When I opened the package, I found a simple paperback book, its cover spartan, with simple black and white backgrounds and writing (above is the back of the book – the front is half white, half black). No author, no title. Just a hashtag and a message/invitation. To #readwithoutprejudice. Now that I’ve read it I’m convinced I know who the author is – I’ve told Matthew my pick, as he doesn’t really enjoy fiction, so I can enjoy the satisfaction of getting it right when there’s a big reveal if I’ve backed the right horse, but without spoiling the guessing game for anyone else.
The book is told from three points of view. The three characters we walk alongside are Ruth, an experienced and talented nurse, who is black; Turk, a tightly-wound, violent and vehement white supremacist; and Kennedy, a hardworking public defender, who is white. Through these characters the author takes us on a journey exploring race, politics, and the thorny subject of privelege. It’s an incredibly sad story, with some real violence and horror within it, but by offering three such different points the author is able to explore the issues from a variety of angles.

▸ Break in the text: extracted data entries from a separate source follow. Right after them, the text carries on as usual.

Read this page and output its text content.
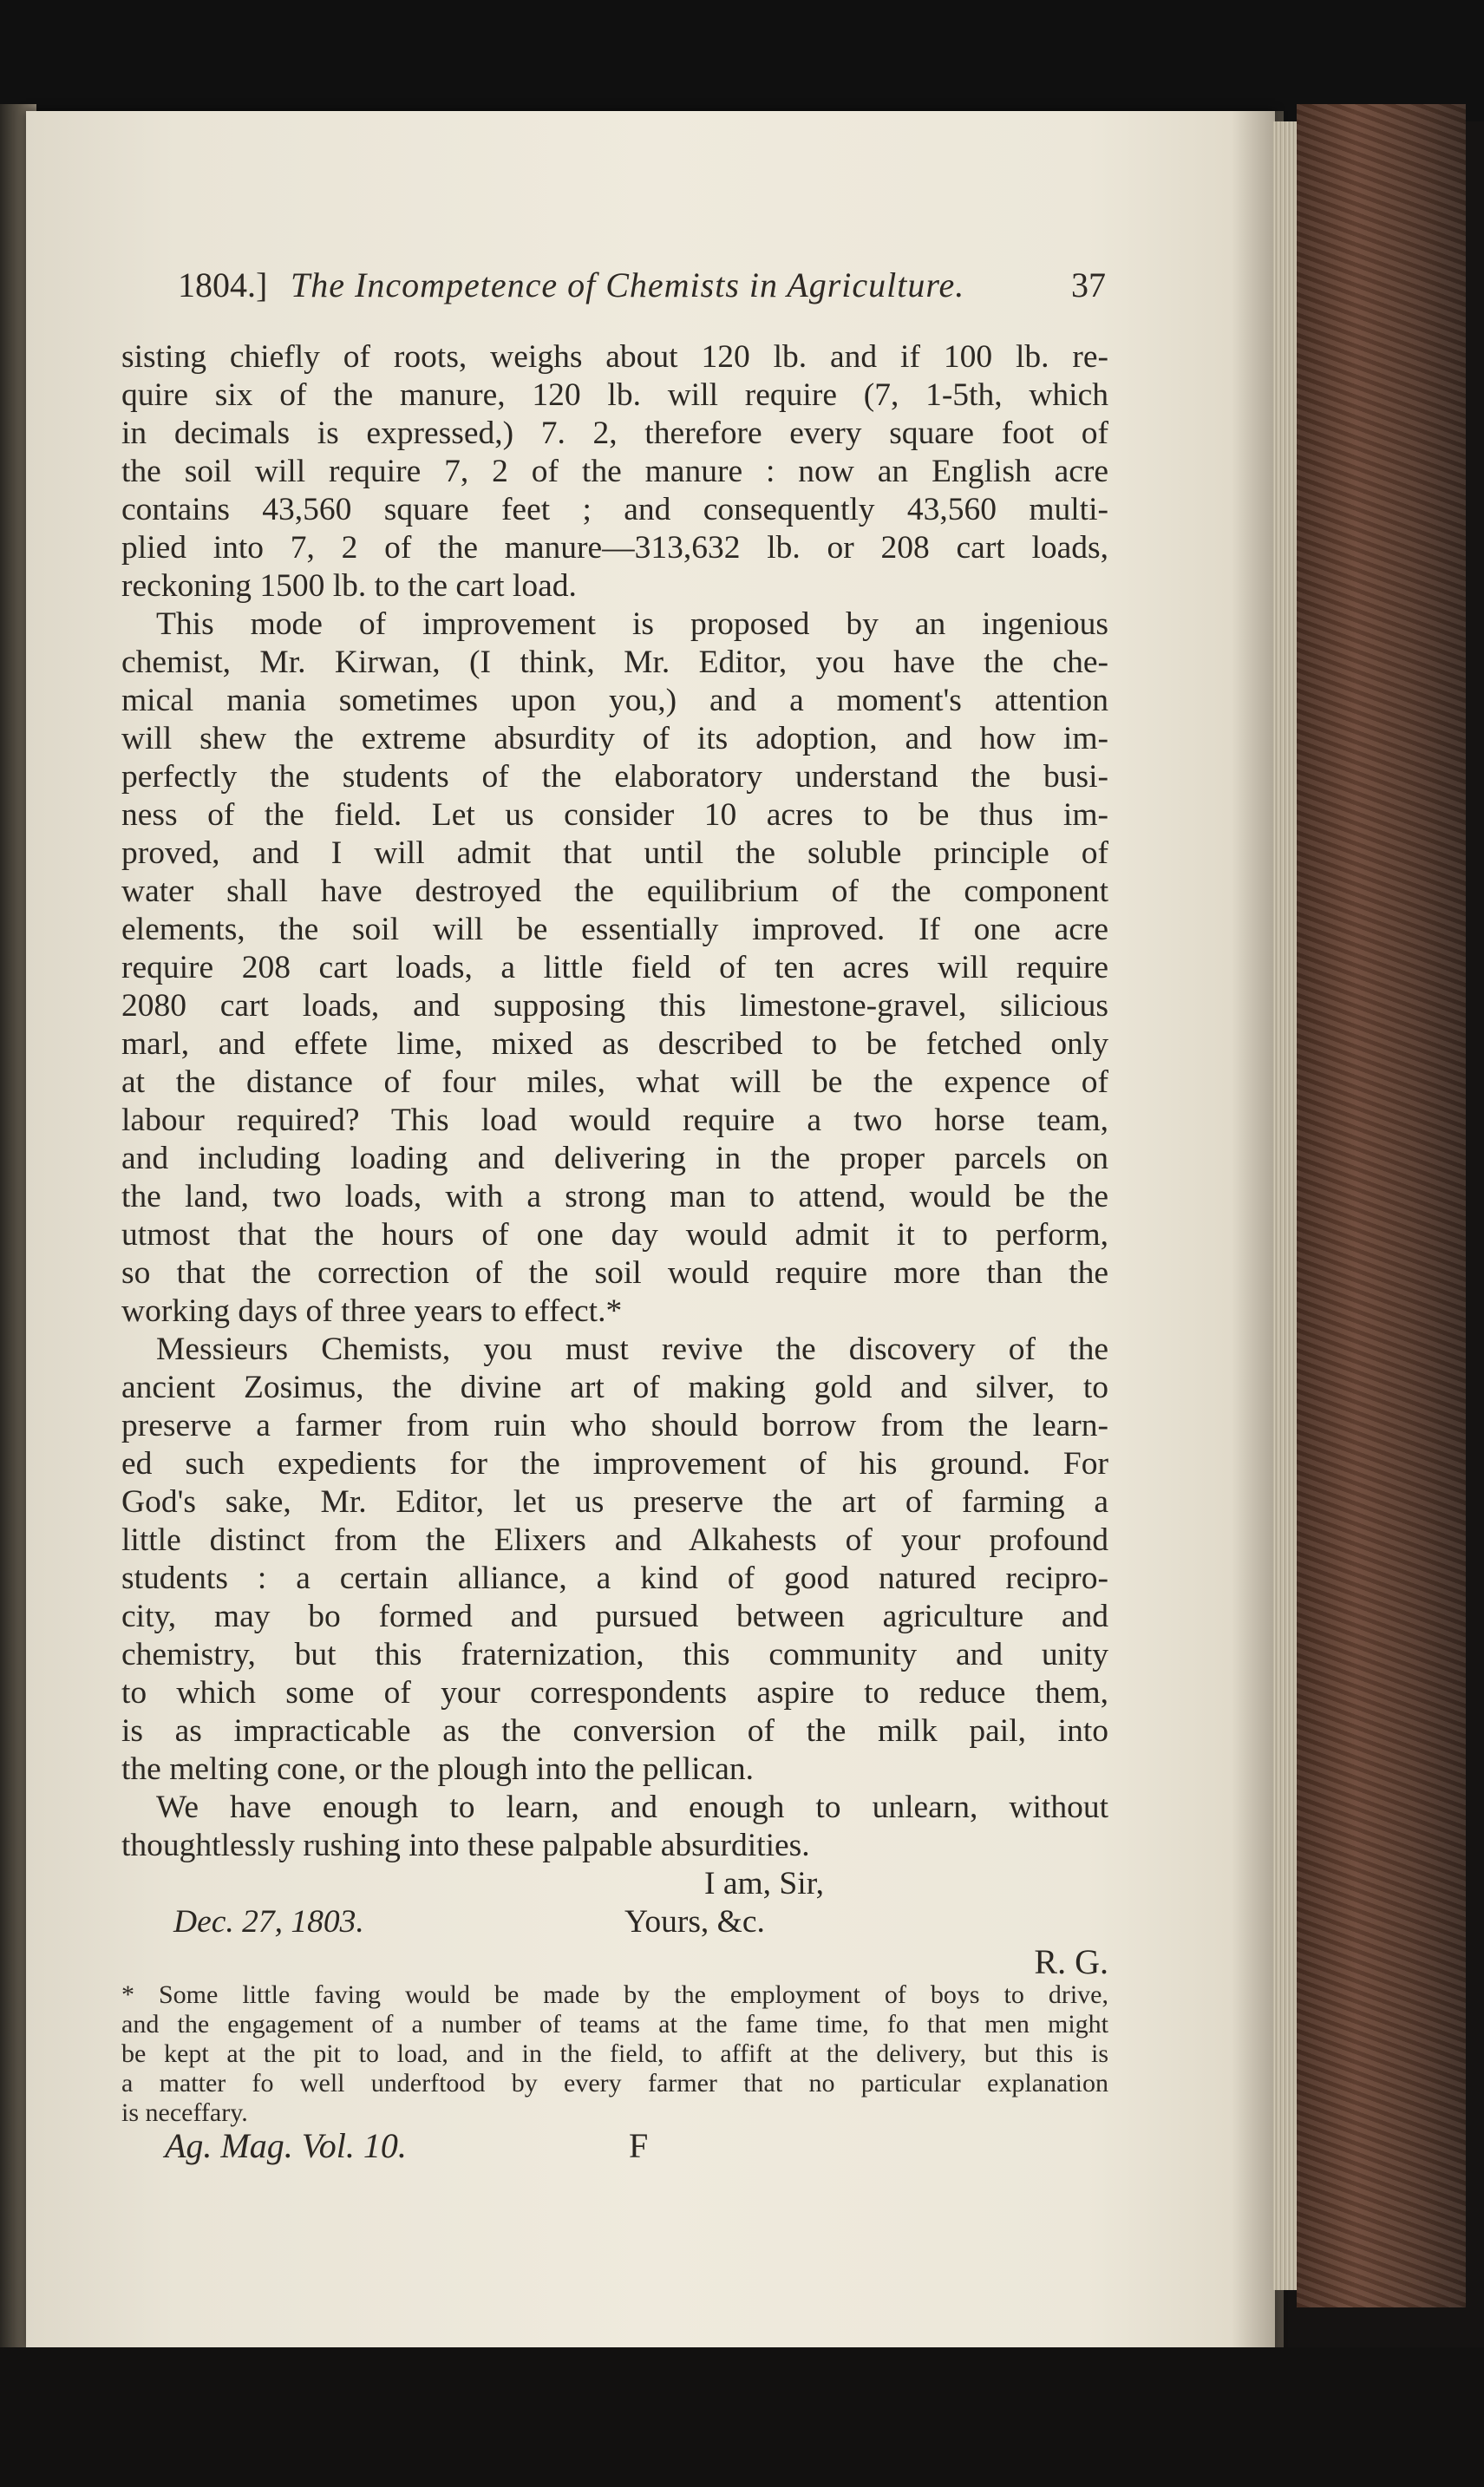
1804.] The Incompetence of Chemists in Agriculture.	37
sisting chiefly of roots, weighs about 120 lb. and if 100 lb. re-
quire six of the manure, 120 lb. will require (7, 1-5th, which
in decimals is expressed,) 7. 2, therefore every square foot of
the soil will require 7, 2 of the manure : now an English acre
contains 43,560 square feet ; and consequently 43,560 multi-
plied into 7, 2 of the manure—313,632 lb. or 208 cart loads,
reckoning 1500 lb. to the cart load.
This mode of improvement is proposed by an ingenious
chemist, Mr. Kirwan, (I think, Mr. Editor, you have the che-
mical mania sometimes upon you,) and a moment's attention
will shew the extreme absurdity of its adoption, and how im-
perfectly the students of the elaboratory understand the busi-
ness of the field. Let us consider 10 acres to be thus im-
proved, and I will admit that until the soluble principle of
water shall have destroyed the equilibrium of the component
elements, the soil will be essentially improved. If one acre
require 208 cart loads, a little field of ten acres will require
2080 cart loads, and supposing this limestone-gravel, silicious
marl, and effete lime, mixed as described to be fetched only
at the distance of four miles, what will be the expence of
labour required? This load would require a two horse team,
and including loading and delivering in the proper parcels on
the land, two loads, with a strong man to attend, would be the
utmost that the hours of one day would admit it to perform,
so that the correction of the soil would require more than the
working days of three years to effect.*
Messieurs Chemists, you must revive the discovery of the
ancient Zosimus, the divine art of making gold and silver, to
preserve a farmer from ruin who should borrow from the learn-
ed such expedients for the improvement of his ground. For
God's sake, Mr. Editor, let us preserve the art of farming a
little distinct from the Elixers and Alkahests of your profound
students : a certain alliance, a kind of good natured recipro-
city, may bo formed and pursued between agriculture and
chemistry, but this fraternization, this community and unity
to which some of your correspondents aspire to reduce them,
is as impracticable as the conversion of the milk pail, into
the melting cone, or the plough into the pellican.
We have enough to learn, and enough to unlearn, without
thoughtlessly rushing into these palpable absurdities.
I am, Sir,
Dec. 27, 1803.	Yours, &c.
R. G.
* Some little faving would be made by the employment of boys to drive,
and the engagement of a number of teams at the fame time, fo that men might
be kept at the pit to load, and in the field, to affift at the delivery, but this is
a matter fo well underftood by every farmer that no particular explanation
is neceffary.
Ag. Mag. Vol. 10.	F
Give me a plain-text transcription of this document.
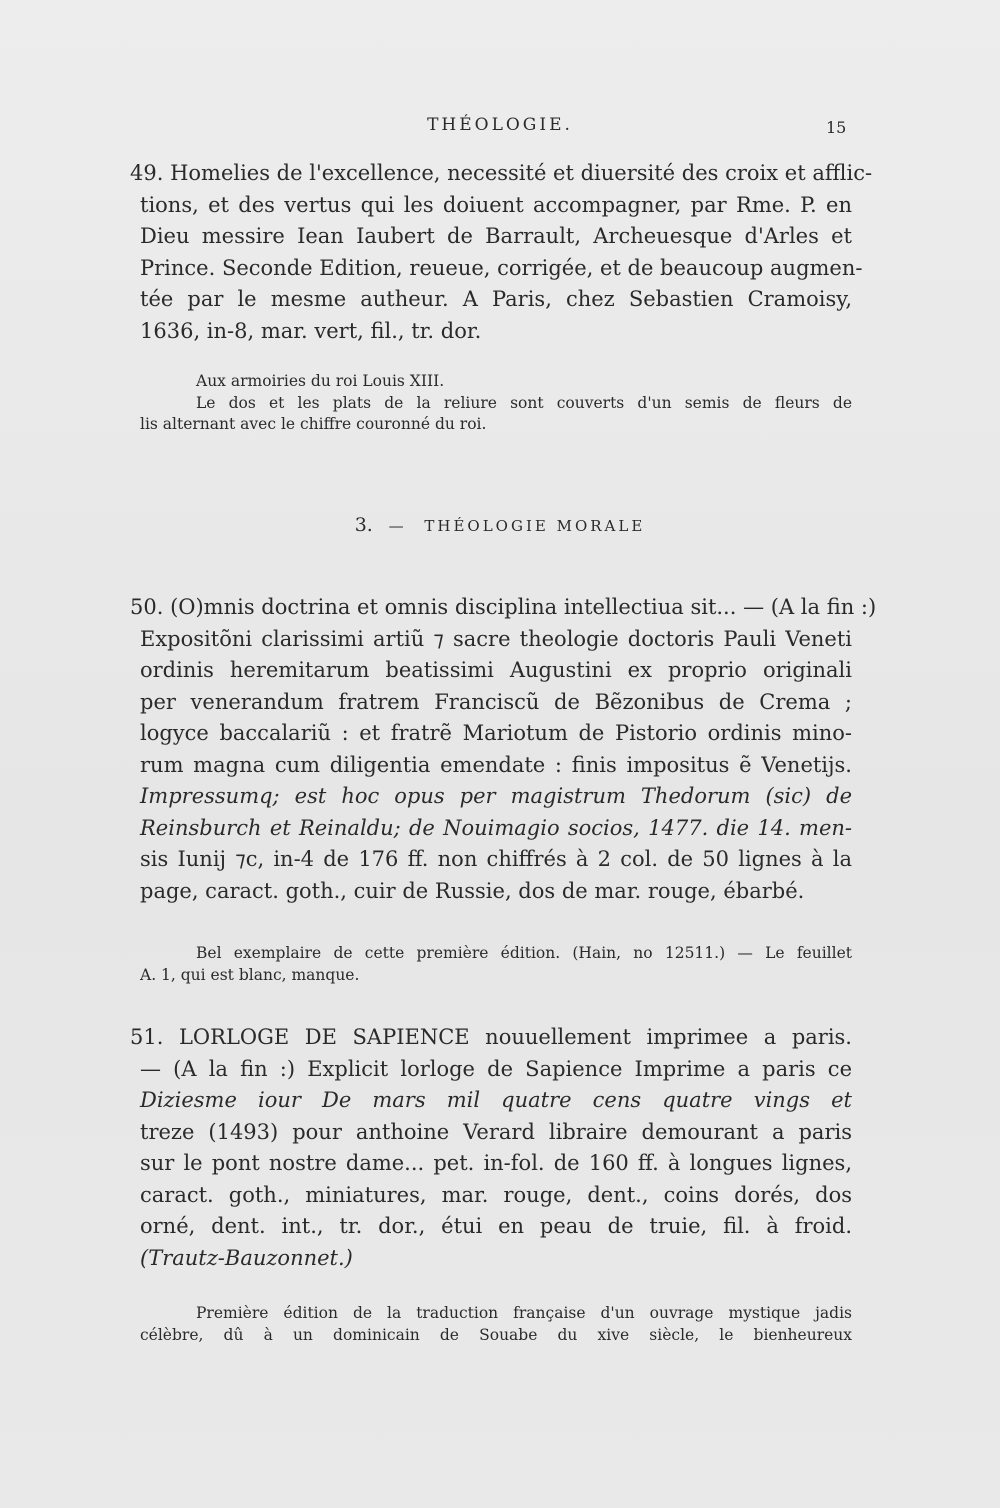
THÉOLOGIE.	15

49. Homelies de l'excellence, necessité et diuersité des croix et afflic-
tions, et des vertus qui les doiuent accompagner, par Rme. P. en
Dieu messire Iean Iaubert de Barrault, Archeuesque d'Arles et
Prince. Seconde Edition, reueue, corrigée, et de beaucoup augmen-
tée par le mesme autheur. A Paris, chez Sebastien Cramoisy,
1636, in-8, mar. vert, fil., tr. dor.

Aux armoiries du roi Louis XIII.
Le dos et les plats de la reliure sont couverts d'un semis de fleurs de
lis alternant avec le chiffre couronné du roi.
3. — THÉOLOGIE MORALE

50. (O)mnis doctrina et omnis disciplina intellectiua sit... — (A la fin :)
Expositõni clarissimi artiũ ⁊ sacre theologie doctoris Pauli Veneti
ordinis heremitarum beatissimi Augustini ex proprio originali
per venerandum fratrem Franciscũ de Bẽzonibus de Crema ;
logyce baccalariũ : et fratrẽ Mariotum de Pistorio ordinis mino-
rum magna cum diligentia emendate : finis impositus ẽ Venetijs.
Impressumq; est hoc opus per magistrum Thedorum (sic) de
Reinsburch et Reinaldu; de Nouimagio socios, 1477. die 14. men-
sis Iunij ⁊c, in-4 de 176 ff. non chiffrés à 2 col. de 50 lignes à la
page, caract. goth., cuir de Russie, dos de mar. rouge, ébarbé.

Bel exemplaire de cette première édition. (Hain, no 12511.) — Le feuillet
A. 1, qui est blanc, manque.

51. LORLOGE DE SAPIENCE nouuellement imprimee a paris.
— (A la fin :) Explicit lorloge de Sapience Imprime a paris ce
Diziesme iour De mars mil quatre cens quatre vings et
treze (1493) pour anthoine Verard libraire demourant a paris
sur le pont nostre dame... pet. in-fol. de 160 ff. à longues lignes,
caract. goth., miniatures, mar. rouge, dent., coins dorés, dos
orné, dent. int., tr. dor., étui en peau de truie, fil. à froid.
(Trautz-Bauzonnet.)

Première édition de la traduction française d'un ouvrage mystique jadis
célèbre, dû à un dominicain de Souabe du xive siècle, le bienheureux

I was impressed by the author’s willingness to allow the characters to have flaws and challenges – they are truly multifacted, deep characters. With a book like this it would be so easy to be facile and cast people into two-dimensional roles – hardworking nurse, good; white supremacist, bad; but by having us walk alongside the characters you get a real sense of them as people. Messy, messy people.
I enjoyed the pace and the drive of the story – it’s a taut, well-plotted piece and there’s very little faffing. Details come into view at speed and the book takes you with it. The author isn’t afraid to leave with you with questions, worries or what ifs, either – even at the resolution point there are things we still can’t know, or which are hard to make peace with.
I think this story is an important one, especially in these troubled times where racism again seems to be rearing its ugly head in a violent and overt way. As well as that, I found this book’s examination of privelege, and the subversive kind of racism which exists in places like the US and the UK, thought-provoking. I think fiction always has a role in the conversation about such matters, and this book is an interesting voice to have involved. Well worth a read.
Thank you very much to Hodder for the review proof, which I received for free. All opinions my own, naturally.